WHEN pro-democracy activists built barricades in Hong Kong last year, they wanted the world to hear their grievances.
The peaceful student-led demonstrators were protesting against China’s plans to place restrictions on the first election for Hong Kong’s leader.
Yesterday, it emerged that the protests had also had a damaging impact on one of the world’s best known luxury goods brands, which is a major employer in Yorkshire.
Luxury brand Burberry suffered a fall in sales in Hong Kong in the third quarter, although a relaunch of its trademark trench coat helped to boost demand elsewhere. The pro-democracy protests took place in parts of Hong Kong in late September, disrupting business in one of the world’s top markets for luxury goods, which accounts for about 10 per cent of Burberry’s global sales.
Christopher Bailey, Burberry’s chief creative and executive officer, said that the company’s Asia Pacific market delivered low single-digit percentage growth, which mainly reflected the disruption in Hong Kong, a high margin market, where comparable sales fell slightly in the period.
But he added: “We’re pleased to report a strong performance over this important period, during which our teams worked tirelessly to bring the very best of the brand to the customer in our stores and online.

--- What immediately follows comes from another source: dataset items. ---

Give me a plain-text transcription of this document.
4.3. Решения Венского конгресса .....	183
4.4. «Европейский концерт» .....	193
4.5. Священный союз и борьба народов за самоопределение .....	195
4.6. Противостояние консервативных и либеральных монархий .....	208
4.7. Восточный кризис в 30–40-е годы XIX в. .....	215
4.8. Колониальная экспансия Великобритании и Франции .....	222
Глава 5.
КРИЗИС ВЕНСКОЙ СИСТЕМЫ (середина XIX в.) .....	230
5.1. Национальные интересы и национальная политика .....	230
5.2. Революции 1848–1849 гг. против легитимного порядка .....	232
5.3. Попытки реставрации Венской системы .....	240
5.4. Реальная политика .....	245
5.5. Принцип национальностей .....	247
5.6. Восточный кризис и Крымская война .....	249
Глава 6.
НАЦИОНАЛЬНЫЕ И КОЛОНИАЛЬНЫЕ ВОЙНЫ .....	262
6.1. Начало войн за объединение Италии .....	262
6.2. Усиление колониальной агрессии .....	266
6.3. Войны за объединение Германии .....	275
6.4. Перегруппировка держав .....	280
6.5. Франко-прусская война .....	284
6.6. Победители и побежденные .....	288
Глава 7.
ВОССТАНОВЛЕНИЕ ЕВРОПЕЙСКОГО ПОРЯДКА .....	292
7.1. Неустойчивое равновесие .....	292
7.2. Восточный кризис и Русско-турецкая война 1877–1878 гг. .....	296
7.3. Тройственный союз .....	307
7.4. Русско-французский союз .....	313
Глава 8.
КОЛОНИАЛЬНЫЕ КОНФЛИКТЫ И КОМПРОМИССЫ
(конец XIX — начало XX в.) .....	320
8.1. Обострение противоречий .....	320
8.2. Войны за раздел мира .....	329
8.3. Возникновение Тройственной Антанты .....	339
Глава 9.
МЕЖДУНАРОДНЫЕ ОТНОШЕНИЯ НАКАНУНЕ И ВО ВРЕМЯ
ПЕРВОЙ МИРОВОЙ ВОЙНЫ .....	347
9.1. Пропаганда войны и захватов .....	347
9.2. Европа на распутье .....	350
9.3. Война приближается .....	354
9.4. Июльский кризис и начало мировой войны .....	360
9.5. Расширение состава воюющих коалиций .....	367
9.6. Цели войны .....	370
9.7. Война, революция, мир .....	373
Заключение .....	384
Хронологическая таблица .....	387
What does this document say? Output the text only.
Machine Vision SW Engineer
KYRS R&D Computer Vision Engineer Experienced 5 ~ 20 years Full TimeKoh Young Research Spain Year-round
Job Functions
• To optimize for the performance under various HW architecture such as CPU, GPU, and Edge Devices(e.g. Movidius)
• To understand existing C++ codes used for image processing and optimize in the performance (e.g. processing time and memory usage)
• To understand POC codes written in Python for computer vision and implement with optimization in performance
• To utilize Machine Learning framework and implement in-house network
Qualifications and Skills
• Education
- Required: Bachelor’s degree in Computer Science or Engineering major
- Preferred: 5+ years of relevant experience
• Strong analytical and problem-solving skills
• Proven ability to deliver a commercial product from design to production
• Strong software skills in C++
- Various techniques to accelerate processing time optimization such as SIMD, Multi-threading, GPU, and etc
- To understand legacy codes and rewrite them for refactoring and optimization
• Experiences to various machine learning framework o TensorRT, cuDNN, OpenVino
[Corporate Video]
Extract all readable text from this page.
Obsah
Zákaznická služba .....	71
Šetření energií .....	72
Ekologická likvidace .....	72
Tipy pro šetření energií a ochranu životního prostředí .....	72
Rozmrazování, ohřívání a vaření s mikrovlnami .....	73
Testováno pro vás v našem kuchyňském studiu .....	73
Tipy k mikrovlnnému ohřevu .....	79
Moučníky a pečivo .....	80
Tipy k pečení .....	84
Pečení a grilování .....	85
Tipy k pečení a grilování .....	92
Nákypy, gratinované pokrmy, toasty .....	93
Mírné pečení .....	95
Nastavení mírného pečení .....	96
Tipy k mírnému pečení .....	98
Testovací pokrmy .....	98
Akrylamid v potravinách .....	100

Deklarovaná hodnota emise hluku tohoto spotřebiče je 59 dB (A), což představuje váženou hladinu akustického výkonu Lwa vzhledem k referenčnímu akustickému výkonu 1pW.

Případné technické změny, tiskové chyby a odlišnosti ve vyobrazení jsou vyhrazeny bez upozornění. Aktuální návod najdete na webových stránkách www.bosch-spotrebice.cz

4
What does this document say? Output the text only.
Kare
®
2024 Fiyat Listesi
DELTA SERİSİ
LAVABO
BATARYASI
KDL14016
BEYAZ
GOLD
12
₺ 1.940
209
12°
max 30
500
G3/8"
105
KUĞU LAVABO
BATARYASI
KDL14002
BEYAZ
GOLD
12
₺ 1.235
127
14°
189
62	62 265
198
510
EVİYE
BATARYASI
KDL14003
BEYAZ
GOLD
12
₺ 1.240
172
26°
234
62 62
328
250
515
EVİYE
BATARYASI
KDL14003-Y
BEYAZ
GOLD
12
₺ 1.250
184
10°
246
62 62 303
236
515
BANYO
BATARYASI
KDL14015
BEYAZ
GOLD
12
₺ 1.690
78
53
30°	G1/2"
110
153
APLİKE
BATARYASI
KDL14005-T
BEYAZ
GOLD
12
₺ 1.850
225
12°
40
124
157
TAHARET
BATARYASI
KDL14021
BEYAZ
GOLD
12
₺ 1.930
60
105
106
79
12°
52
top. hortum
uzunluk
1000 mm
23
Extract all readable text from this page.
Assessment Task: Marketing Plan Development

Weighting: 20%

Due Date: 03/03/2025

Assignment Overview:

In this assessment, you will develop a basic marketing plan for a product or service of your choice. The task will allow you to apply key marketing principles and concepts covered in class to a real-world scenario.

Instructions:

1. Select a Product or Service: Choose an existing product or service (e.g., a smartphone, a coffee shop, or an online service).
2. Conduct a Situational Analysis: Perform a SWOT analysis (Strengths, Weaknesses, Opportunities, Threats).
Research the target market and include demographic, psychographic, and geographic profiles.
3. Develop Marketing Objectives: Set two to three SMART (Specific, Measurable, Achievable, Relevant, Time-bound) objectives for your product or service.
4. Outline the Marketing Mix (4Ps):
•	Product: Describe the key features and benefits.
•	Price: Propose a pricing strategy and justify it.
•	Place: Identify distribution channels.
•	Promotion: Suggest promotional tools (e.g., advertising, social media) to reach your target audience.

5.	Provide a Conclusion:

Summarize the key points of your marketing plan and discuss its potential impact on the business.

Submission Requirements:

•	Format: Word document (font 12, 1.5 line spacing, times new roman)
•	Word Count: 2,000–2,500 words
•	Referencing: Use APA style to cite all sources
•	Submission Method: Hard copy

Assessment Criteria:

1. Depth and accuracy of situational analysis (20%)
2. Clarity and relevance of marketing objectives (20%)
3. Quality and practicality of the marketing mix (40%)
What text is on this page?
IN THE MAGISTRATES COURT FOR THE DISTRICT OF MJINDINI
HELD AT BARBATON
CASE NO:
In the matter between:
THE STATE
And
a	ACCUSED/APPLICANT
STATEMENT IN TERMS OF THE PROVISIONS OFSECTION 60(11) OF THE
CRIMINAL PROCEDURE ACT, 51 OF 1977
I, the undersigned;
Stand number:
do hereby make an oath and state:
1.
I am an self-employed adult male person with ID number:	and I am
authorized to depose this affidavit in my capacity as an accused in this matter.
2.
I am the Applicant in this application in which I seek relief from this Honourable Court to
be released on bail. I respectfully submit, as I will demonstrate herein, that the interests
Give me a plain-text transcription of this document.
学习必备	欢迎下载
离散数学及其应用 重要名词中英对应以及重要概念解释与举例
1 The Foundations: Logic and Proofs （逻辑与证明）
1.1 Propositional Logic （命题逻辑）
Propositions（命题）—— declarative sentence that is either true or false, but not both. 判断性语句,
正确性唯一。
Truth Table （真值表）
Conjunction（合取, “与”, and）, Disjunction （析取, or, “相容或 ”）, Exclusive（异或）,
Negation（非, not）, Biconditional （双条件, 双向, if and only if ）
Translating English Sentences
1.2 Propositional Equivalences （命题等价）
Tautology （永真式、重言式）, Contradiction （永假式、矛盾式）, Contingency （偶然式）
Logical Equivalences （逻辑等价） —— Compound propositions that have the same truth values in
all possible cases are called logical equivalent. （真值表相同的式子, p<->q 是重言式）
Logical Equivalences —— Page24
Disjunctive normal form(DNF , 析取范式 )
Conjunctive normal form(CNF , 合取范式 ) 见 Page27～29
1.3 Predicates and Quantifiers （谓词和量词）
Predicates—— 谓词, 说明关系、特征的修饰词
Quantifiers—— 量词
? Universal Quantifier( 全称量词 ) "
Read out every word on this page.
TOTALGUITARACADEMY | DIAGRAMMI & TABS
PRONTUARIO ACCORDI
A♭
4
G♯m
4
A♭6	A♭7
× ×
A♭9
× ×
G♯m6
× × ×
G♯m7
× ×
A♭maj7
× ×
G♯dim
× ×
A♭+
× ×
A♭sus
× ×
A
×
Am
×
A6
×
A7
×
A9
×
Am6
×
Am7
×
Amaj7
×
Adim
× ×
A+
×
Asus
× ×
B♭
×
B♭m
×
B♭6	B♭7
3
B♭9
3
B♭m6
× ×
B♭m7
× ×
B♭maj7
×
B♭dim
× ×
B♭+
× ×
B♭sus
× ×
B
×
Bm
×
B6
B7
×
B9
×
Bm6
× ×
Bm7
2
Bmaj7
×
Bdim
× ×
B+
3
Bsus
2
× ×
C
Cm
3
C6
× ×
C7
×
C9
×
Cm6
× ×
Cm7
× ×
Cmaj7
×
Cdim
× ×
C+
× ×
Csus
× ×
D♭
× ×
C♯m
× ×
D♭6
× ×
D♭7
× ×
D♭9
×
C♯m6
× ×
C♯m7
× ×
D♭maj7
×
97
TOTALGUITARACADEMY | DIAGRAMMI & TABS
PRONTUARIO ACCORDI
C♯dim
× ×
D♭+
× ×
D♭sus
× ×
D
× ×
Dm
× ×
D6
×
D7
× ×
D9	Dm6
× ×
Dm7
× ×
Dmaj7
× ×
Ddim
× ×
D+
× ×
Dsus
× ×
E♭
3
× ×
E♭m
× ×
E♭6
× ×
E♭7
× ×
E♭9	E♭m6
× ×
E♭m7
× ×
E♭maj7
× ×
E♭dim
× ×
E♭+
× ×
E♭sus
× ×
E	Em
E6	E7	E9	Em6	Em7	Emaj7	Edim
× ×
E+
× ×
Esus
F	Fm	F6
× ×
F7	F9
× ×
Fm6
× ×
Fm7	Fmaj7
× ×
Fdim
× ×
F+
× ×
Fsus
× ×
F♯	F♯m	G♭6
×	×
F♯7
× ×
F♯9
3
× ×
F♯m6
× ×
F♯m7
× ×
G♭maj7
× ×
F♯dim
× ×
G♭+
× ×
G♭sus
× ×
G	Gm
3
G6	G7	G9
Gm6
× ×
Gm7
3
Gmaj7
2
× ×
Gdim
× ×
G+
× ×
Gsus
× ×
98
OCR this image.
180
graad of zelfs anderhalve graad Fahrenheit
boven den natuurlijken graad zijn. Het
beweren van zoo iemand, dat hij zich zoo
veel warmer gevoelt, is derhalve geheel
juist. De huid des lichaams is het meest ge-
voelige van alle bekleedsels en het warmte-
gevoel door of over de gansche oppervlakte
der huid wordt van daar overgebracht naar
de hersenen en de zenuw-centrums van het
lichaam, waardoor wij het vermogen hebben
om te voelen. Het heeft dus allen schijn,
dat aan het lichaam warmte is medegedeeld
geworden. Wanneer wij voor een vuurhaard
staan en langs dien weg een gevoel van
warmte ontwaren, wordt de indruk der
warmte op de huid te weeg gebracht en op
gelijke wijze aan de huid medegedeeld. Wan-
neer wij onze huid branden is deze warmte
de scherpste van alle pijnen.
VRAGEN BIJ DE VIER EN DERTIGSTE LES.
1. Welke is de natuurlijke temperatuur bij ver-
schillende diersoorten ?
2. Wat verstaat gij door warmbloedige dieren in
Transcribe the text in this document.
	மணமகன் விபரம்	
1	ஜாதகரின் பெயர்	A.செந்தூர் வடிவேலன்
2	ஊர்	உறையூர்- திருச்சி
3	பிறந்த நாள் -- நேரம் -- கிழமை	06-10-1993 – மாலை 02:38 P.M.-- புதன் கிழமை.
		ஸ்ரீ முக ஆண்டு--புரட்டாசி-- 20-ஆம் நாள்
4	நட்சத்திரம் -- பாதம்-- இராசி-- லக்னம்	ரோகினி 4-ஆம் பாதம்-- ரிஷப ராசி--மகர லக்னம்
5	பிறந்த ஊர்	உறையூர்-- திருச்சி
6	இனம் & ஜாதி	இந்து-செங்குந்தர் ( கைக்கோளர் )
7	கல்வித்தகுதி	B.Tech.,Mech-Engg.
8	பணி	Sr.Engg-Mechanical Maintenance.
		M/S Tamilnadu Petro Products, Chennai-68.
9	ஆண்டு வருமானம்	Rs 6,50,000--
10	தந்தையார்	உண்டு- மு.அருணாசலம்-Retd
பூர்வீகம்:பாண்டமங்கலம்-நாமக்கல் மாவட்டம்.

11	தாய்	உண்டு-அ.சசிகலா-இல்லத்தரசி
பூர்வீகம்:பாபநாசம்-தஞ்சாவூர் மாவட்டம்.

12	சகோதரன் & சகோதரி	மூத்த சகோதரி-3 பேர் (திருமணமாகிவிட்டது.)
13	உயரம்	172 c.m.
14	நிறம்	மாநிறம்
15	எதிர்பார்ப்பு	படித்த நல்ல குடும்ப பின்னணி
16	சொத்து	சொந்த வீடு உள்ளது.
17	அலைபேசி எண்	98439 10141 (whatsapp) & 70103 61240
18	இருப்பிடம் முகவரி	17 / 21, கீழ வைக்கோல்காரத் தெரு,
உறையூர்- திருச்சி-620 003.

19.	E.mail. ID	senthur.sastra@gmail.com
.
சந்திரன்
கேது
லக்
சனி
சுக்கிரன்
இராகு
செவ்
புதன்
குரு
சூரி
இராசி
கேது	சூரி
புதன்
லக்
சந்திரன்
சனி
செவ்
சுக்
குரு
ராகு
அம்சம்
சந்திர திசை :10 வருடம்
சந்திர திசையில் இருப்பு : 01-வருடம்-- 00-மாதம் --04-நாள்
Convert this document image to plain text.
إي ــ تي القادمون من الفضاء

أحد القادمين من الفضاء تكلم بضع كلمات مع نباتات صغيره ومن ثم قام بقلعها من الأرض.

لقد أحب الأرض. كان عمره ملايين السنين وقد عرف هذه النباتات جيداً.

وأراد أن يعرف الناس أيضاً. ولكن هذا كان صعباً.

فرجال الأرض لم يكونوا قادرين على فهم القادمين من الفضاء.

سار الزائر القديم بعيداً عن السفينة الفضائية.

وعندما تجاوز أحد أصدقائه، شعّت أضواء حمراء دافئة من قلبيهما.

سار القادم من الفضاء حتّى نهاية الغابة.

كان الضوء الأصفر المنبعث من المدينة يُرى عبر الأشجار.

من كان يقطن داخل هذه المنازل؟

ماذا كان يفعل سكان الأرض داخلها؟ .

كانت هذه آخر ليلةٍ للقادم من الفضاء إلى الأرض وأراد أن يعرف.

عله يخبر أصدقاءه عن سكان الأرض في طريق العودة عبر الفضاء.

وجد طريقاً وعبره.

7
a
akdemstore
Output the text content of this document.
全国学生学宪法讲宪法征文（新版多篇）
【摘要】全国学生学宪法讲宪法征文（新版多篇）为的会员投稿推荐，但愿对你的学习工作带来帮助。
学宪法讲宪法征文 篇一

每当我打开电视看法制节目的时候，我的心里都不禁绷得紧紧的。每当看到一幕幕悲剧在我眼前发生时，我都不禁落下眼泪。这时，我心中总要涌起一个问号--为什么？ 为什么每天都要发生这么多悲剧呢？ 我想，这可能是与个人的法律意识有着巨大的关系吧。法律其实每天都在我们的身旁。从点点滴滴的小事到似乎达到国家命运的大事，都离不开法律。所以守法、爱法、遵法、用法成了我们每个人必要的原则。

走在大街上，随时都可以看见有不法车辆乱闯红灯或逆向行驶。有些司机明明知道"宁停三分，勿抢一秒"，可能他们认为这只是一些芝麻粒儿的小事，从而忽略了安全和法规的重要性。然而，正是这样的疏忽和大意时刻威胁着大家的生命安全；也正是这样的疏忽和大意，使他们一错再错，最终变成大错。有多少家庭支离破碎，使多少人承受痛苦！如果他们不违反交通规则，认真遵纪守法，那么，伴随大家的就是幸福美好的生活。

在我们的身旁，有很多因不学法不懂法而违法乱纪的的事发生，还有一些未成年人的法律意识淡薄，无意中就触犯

A 15 per cent underlying growth in retail sales (to £604m) reflects this commitment to every element of the customer experience, from product, to marketing, to service.
“Looking ahead, we will bring equal focus to maximising the opportunities of the final quarter - including Lunar New Year - while being mindful of what remains a challenging external environment.”
Mr Bailey confirmed that mainland China and Korea grew by a mid to high single-digit percentage.
Mr Bailey, from Halifax, took over as chief executive in May last year, combining the role with that of chief creative officer.
Burberry employs more than 750 people in Yorkshire, with the vast majority based at its factory in Castleford.